Re: [Qemu-ppc] [PATCH] spapr_pci: fix MSI/MSIX selection

From: Laurent Vivier
Subject: Re: [Qemu-ppc] [PATCH] spapr_pci: fix MSI/MSIX selection
Date: Mon, 29 Jan 2018 11:49:06 +0100
On 27/01/2018 10:15, David Gibson wrote:
> On Fri, Jan 26, 2018 at 11:25:24PM +0100, Greg Kurz wrote:
>> In various place we don't correctly check if the device supports MSI or
>> MSI-X. This can cause devices to be advertised with MSI support, even
>> if they only support MSI-X (like virtio-pci-* devices for example):
>>                 address@hidden {
>>                         ibm,req#msi = <0x1>; <--- wrong!
>>                      .
>>                      ibm,loc-code = "qemu_virtio-net-pci:0000:00:00.0";
>>                      .
>>                      ibm,req#msi-x = <0x3>;
>>                 };
>> Worse, this can also cause the "ibm,change-msi" RTAS call to corrupt the
>> PCI status and cause migration to fail:
>>   qemu-system-ppc64: get_pci_config_device: Bad config data: i=0x6
>>     read: 0 device: 10 cmask: 10 wmask: 0 w1cmask:0
>>                               ^^
>>            PCI_STATUS_CAP_LIST bit which is assumed to be constant
>> This patch changes spapr_populate_pci_child_dt() to properly check for
>> MSI support using msi_present(): this ensures that PCIDevice::msi_cap
>> was set by msi_init() and that msi_nr_vectors_allocated() will look at
>> the right place in the config space.
>> Checking PCIDevice::msix_entries_nr is enough for MSI-X but let's add
>> a call to msix_present() there as well for consistency.
>> It also changes rtas_ibm_change_msi() to select the appropriate MSI
>> type in Function 1 instead of always selecting plain MSI. This new
>> behaviour is compliant with LoPAPR 1.1, as described in "Table 71.
>> ibm,change-msi Argument Call Buffer":
>>   Function 1: If Number Outputs is equal to 3, request to set to a new
>>            number of MSIs (including set to 0).
>>            If the “ibm,change-msix-capable” property exists and Number
>>            Outputs is equal to 4, request is to set to a new number of
>>            MSI or MSI-X (platform choice) interrupts (including set to
>>            0).
>> Since MSI is the the platform default (LoPAPR 6.2.3 MSI Option), let's
>> check for MSI support first.
>> And finally, it checks the input parameters are valid, as described in
>> LoPAPR 1.1 "R1––3":
>>   For the MSI option: The platform must return a Status of -3 (Parameter
>>   error) from ibm,change-msi, with no change in interrupt assignments if
>>   the PCI configuration address does not support MSI and Function 3 was
>>   requested (that is, the “ibm,req#msi” property must exist for the PCI
>>   configuration address in order to use Function 3), or does not support
>>   MSI-X and Function 4 is requested (that is, the “ibm,req#msi-x” property
>>   must exist for the PCI configuration address in order to use Function 4),
>>   or if neither MSIs nor MSI-Xs are supported and Function 1 is requested.
>> This ensures that the ret_intr_type variable contains a valid MSI type
>> for this device, and that spapr_msi_setmsg() won't corrupt the PCI status.
>> Signed-off-by: Greg Kurz <address@hidden>
> Applied, thanks.
> Alexey, is this the migration bug you were mentioning to me?
> +lvivier
> Laurent, could this cover any of the migration bugs you're looking at?
> If not we should probably file a new downstream BZ for it.
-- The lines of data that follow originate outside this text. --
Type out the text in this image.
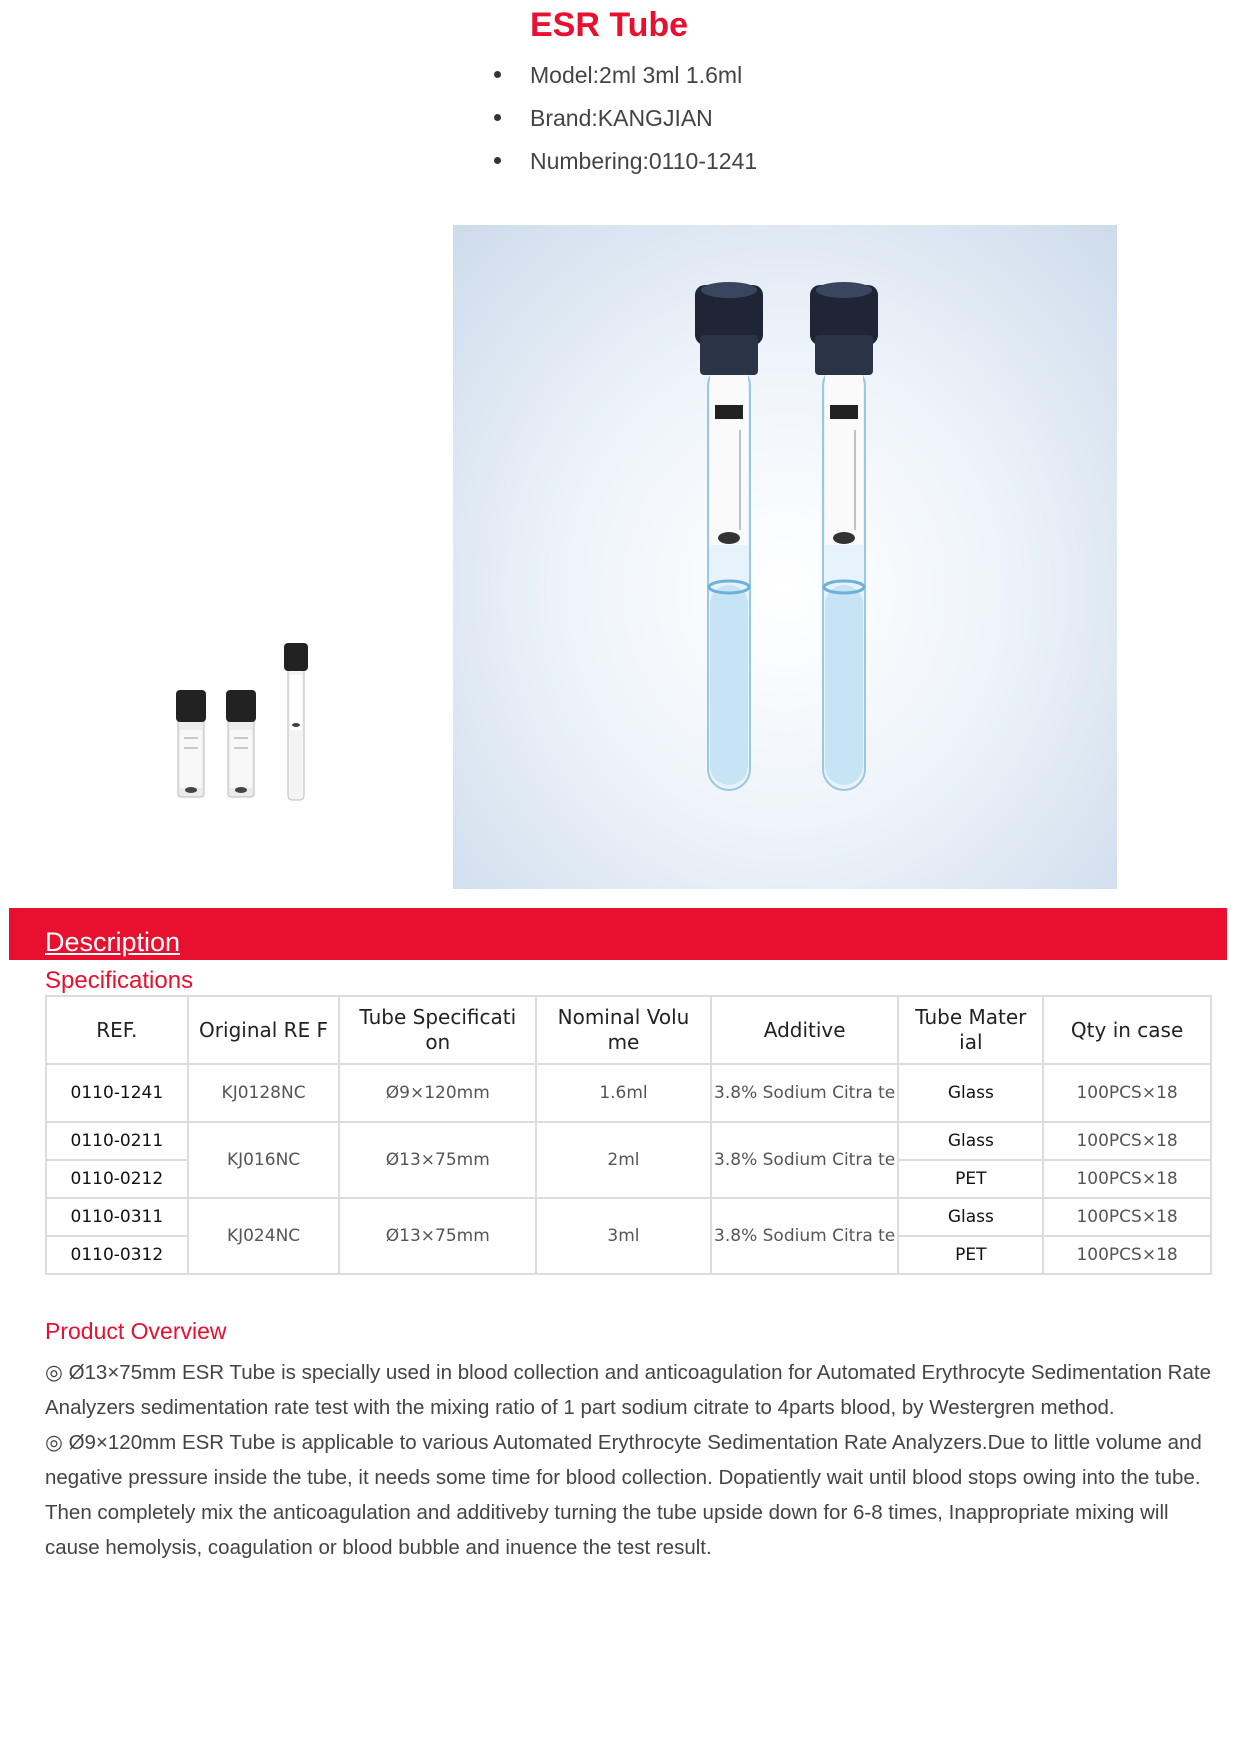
ESR Tube
Model:2ml 3ml 1.6ml
Brand:KANGJIAN
Numbering:0110-1241
Description
Specifications
REF.	Original RE F	Tube Specificati on	Nominal Volu me	Additive	Tube Mater ial	Qty in case
0110-1241	KJ0128NC	Ø9×120mm	1.6ml	3.8% Sodium Citra te	Glass	100PCS×18
0110-0211	KJ016NC	Ø13×75mm	2ml	3.8% Sodium Citra te	Glass	100PCS×18
0110-0212					PET	100PCS×18
0110-0311	KJ024NC	Ø13×75mm	3ml	3.8% Sodium Citra te	Glass	100PCS×18
0110-0312					PET	100PCS×18
Product Overview

◎ Ø13×75mm ESR Tube is specially used in blood collection and anticoagulation for Automated Erythrocyte Sedimentation Rate Analyzers sedimentation rate test with the mixing ratio of 1 part sodium citrate to 4parts blood, by Westergren method.

◎ Ø9×120mm ESR Tube is applicable to various Automated Erythrocyte Sedimentation Rate Analyzers.Due to little volume and negative pressure inside the tube, it needs some time for blood collection. Dopatiently wait until blood stops owing into the tube. Then completely mix the anticoagulation and additiveby turning the tube upside down for 6-8 times, Inappropriate mixing will cause hemolysis, coagulation or blood bubble and inuence the test result.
It doesn't fix my problem:. I have always this kind of error after a
migration on P9:

[   39.305470] Unable to handle kernel paging request for d6
[   39.305534] Faulting instruction address: 0xc000000000694ac0

[   39.305578] Oops: Kernel access of bad area, sig: 11 [#1]
[   39.306625] NIP [c000000000694ac0] ioread16+0x30/0x1a0

[   39.306655] LR [c008000000bb074c] vp_get+0x15c/0x190 [virtio_pci]

[   39.306690] Call Trace:

[   39.306707] [c00000000315fb50] [c00000000001c9c0]
__switch_to+0x330/0x660 (u)
[   39.306761] [c00000000315fbc0] [c008000000bb074c] vp_get+0x15c/0x190
[   39.306812] [c00000000315fc00] [c008000000d41328]

Greg, do you have a test case for the bug your patch fixes?